First path: keep fighting, change nothing. This seems the most likely path. There's just too much money being made, too many high paying jobs at stake, for us to stomach scrapping the whole thing. Unfortunately this damns Mexico to a lawless hellscape that makes today's news look like a playground tussle.
Second path: stop fighting, change everything. This seems the sanest thing to do, which is of course why we probably won't do it. We'd literally have to re-do everything; imagine all the laws that would have to be overturned, all the prisoners we'd have to let out, all the new detailed regulation required by the FDA... it would be an unholy mess. This doesn't even include the huge cultural and psychological shifts needed to blend legal narcotics into our society...
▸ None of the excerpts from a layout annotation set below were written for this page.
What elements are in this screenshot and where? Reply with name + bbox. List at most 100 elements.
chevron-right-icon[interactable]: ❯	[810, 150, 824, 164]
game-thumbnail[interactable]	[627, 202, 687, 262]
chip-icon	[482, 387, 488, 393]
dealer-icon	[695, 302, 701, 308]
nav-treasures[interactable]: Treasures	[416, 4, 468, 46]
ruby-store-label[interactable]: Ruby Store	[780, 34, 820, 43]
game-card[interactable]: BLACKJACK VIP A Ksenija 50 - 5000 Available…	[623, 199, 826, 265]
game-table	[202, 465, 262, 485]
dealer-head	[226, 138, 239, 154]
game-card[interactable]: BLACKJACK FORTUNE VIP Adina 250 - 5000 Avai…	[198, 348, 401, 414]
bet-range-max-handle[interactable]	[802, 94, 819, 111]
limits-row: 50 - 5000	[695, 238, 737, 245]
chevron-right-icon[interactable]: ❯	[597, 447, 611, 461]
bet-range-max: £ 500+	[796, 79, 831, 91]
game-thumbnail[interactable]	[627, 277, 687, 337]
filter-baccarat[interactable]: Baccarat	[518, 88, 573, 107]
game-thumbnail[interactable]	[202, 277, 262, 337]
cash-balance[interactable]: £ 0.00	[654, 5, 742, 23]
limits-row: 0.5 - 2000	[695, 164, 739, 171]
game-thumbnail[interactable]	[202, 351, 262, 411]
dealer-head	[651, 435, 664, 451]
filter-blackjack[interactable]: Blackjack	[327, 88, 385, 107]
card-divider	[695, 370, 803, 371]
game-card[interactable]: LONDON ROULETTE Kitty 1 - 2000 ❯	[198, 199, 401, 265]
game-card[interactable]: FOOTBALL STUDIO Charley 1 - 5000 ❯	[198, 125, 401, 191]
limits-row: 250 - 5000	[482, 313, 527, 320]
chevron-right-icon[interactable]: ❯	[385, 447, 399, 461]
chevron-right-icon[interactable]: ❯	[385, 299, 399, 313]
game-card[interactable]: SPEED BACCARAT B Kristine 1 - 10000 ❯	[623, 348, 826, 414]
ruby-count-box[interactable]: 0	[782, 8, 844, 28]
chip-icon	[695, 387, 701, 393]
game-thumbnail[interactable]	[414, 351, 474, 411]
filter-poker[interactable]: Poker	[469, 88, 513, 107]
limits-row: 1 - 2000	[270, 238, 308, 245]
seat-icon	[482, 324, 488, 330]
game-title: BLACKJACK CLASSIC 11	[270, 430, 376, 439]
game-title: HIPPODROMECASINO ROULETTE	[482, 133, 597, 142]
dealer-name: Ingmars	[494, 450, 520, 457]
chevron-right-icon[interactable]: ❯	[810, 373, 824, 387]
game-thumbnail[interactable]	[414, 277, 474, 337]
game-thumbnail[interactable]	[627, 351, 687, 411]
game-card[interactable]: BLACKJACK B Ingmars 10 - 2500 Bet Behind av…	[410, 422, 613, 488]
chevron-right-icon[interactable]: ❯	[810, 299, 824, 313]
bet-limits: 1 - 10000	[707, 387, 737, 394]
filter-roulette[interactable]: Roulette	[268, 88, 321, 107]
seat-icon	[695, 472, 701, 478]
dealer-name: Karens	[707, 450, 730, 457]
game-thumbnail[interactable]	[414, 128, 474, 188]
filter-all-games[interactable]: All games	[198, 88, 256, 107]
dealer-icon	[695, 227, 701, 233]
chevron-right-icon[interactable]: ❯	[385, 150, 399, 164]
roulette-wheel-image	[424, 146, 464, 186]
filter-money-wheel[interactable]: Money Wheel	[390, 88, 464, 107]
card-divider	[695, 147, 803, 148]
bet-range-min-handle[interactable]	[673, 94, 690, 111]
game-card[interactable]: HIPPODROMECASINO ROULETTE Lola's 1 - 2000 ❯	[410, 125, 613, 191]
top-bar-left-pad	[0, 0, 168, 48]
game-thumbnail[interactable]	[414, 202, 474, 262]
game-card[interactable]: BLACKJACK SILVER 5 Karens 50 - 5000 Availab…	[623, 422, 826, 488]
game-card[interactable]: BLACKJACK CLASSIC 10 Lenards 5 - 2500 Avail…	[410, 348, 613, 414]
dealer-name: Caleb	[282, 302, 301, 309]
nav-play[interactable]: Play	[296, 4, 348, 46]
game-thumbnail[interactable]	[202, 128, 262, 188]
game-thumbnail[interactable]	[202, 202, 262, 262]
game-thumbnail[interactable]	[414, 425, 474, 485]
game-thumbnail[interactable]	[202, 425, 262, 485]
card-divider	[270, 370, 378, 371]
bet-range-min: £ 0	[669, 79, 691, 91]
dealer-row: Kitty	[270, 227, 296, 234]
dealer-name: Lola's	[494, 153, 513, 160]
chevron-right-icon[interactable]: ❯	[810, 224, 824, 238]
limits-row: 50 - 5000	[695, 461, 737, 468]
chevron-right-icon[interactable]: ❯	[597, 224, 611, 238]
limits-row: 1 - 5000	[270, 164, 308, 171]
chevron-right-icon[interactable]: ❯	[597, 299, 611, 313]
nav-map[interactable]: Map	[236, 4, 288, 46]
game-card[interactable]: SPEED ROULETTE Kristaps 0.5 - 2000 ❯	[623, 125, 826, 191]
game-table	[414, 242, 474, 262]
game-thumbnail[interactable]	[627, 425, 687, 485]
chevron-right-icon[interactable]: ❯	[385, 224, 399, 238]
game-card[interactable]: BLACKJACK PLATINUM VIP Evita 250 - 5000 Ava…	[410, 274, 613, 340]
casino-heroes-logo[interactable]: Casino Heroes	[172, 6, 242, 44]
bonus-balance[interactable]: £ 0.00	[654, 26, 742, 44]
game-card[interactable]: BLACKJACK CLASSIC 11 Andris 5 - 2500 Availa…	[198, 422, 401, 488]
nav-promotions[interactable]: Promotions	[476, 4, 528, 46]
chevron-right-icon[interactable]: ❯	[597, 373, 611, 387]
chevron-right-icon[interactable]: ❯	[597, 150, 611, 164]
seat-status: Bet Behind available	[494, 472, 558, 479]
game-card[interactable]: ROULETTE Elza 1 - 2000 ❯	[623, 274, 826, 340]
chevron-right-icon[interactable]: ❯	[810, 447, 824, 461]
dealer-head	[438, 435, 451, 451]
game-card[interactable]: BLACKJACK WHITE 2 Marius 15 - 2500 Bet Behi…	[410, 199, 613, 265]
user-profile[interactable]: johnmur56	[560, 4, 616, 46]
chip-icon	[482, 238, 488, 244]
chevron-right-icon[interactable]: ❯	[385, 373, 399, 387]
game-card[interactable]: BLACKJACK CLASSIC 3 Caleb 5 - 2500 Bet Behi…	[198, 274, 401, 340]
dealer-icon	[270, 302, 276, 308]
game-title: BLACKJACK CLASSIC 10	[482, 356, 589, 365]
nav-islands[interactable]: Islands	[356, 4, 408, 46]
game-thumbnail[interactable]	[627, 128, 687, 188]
...but it beats doing nothing. Imagine every drug cartel, every street dealer, every dirty narcotics agent, every compromised cop and on-the-take military official suddenly stripped of all power. Hard to imagine, but try it.
Imagine all the non-violent offenders out of jail, saving the taxpayer billions of dollars a year and making room for the real criminals. Imagine consigning drug overdoses to history, requiring all hard drug users to obtain their fix through licensed professionals who know when to say when, not unlike what bartenders do today (and have been doing for generations). Users -- er, customers -- would have detailed information on quality and potency not available today.
I know it's hard to imagine scoring a dime bag at Target or some heroin at Walgreen's, but try. It's worth it. Don't be scared by the naysayers who pull their hair out and scream of the bloody nightmare that we'd unleash if we were to legalize all narcotics. It's time to shut these voices out of the debate, because it's patently obvious that their hellish nightmares have already been realized in the southern U.S. and in Mexico.
Members of Alcoholics Anonymous are fond of reminding each other that the definition of insanity is doing the same thing over and over again while expecting different results. I have a low regard for 12-Step programs, but they are right on this point. It's actually possible to choose to walk the path of sanity. Let us find the strength to make that choice today.
Or we can continue as before and change nothing. But if we do, we should at least make one change. We should stop referring to it as a "war" on drugs. As David Simon points out, you can't call it a war if it never ends.